Privacy Policy

This Privacy Policy explains how NavviPal Inc. ("NavviPal", "we", "us") collects, uses, and protects personal data when you use our website at www.navvipal.com and our platform and professional services (together, the "Services").

NavviPal provides corporate services, including company formation, registered address, local director, company secretary, and accounting and tax support, across Brazil, Mexico, Colombia, Chile, Peru, Argentina, Costa Rica, Panama, and Ecuador.

For the purposes of applicable data-protection law, NavviPal acts as a data controller for personal data we collect about website visitors and account users, and as a data processor for personal data we handle on behalf of business clients in delivering the Services. Where we act as processor, our handling is governed by our Data Processing Agreement.

Our registered address is 1111B South Governors Avenue, Apartment, Dover, DE 19904, United States. Where required, our data protection contact is [email protected].

We collect the following categories of personal data:

Some service data may include information about third parties, for example, individuals you nominate as directors or signatories. You are responsible for ensuring you have a lawful basis to share that information with us.

• To create and manage your account and organisation, and to apply role-based access controls
• To deliver the Services, including company formation, registered address, filings, and accounting and tax support
• To communicate with you about your account, tasks, deadlines, and support requests
• To process billing and payments
• To improve, secure, and operate the Services and prevent fraud or misuse
• To comply with legal, regulatory, and anti-money-laundering / know-your-customer (KYC) obligations
• To send marketing communications where you have consented or where otherwise permitted by law. You can opt out at any time.

Where data-protection law, such as the EU/UK GDPR or Brazil's LGPD, requires a legal basis, we rely on:

• Contract - to provide the Services you have requested
• Legitimate interests - to operate, secure, and improve our business, balanced against your rights
• Legal obligation - to meet regulatory, tax, and KYC/AML requirements
• Consent - for marketing and non-essential cookies, which you can withdraw at any time

We share personal data only as needed to run the Services:

• Local partners and professionals - in-country lawyers, accountants, registered agents, and nominee directors who deliver services in each jurisdiction
• Government and regulatory bodies - company registries, tax authorities, and other agencies, as required to complete filings
• Service providers - hosting, payment processing, analytics, and communication tools, bound by confidentiality and data-protection terms
• Legal and corporate - where required by law, or in connection with a merger, acquisition, or restructuring

We do not sell your personal data.

Because we operate across multiple countries, your data may be transferred to and processed in jurisdictions other than your own. Where we transfer data internationally, we use appropriate safeguards such as standard contractual clauses or equivalent mechanisms recognised under applicable law.

We retain personal data only as long as necessary for the purposes described above, including to meet legal, accounting, tax, and regulatory retention requirements, which in some jurisdictions can extend for several years after a service ends. When data is no longer needed, we delete or anonymise it.
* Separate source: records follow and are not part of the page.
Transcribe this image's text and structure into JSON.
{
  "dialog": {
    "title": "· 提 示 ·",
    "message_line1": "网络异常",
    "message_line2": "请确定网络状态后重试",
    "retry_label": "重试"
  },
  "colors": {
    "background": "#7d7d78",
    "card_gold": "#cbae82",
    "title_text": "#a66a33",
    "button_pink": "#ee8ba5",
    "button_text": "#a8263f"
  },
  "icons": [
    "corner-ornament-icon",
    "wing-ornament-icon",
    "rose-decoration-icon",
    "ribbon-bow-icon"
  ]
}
Depending on your jurisdiction, you may have the right to access, correct, delete, restrict, or object to the processing of your personal data; to data portability; and to withdraw consent. You also have the right to lodge a complaint with your local data-protection authority, for example, the relevant data protection authority in your jurisdiction, such as Brazil's ANPD or the supervisory authority in your EU member state.

To exercise any of these rights, contact us at [email protected]. We will respond within the timeframe required by applicable law.

We use technical and organisational measures, including access controls, encryption in transit, and role-based permissions, to protect personal data. No system is fully secure, so we cannot guarantee absolute security, but we work to protect your data and to notify you and regulators of breaches where the law requires.

We use cookies and similar technologies to operate the site, remember preferences, and understand usage. You can manage non-essential cookies through our cookie banner. See our Cookie Policy for full details.

We may update this policy from time to time. We will post the revised version here with an updated "Last updated" date and, where changes are significant, notify you directly.

For any questions about this policy or your personal data, contact NavviPal Inc. at [email protected] or 1111B South Governors Avenue, Apartment, Dover, DE 19904, United States.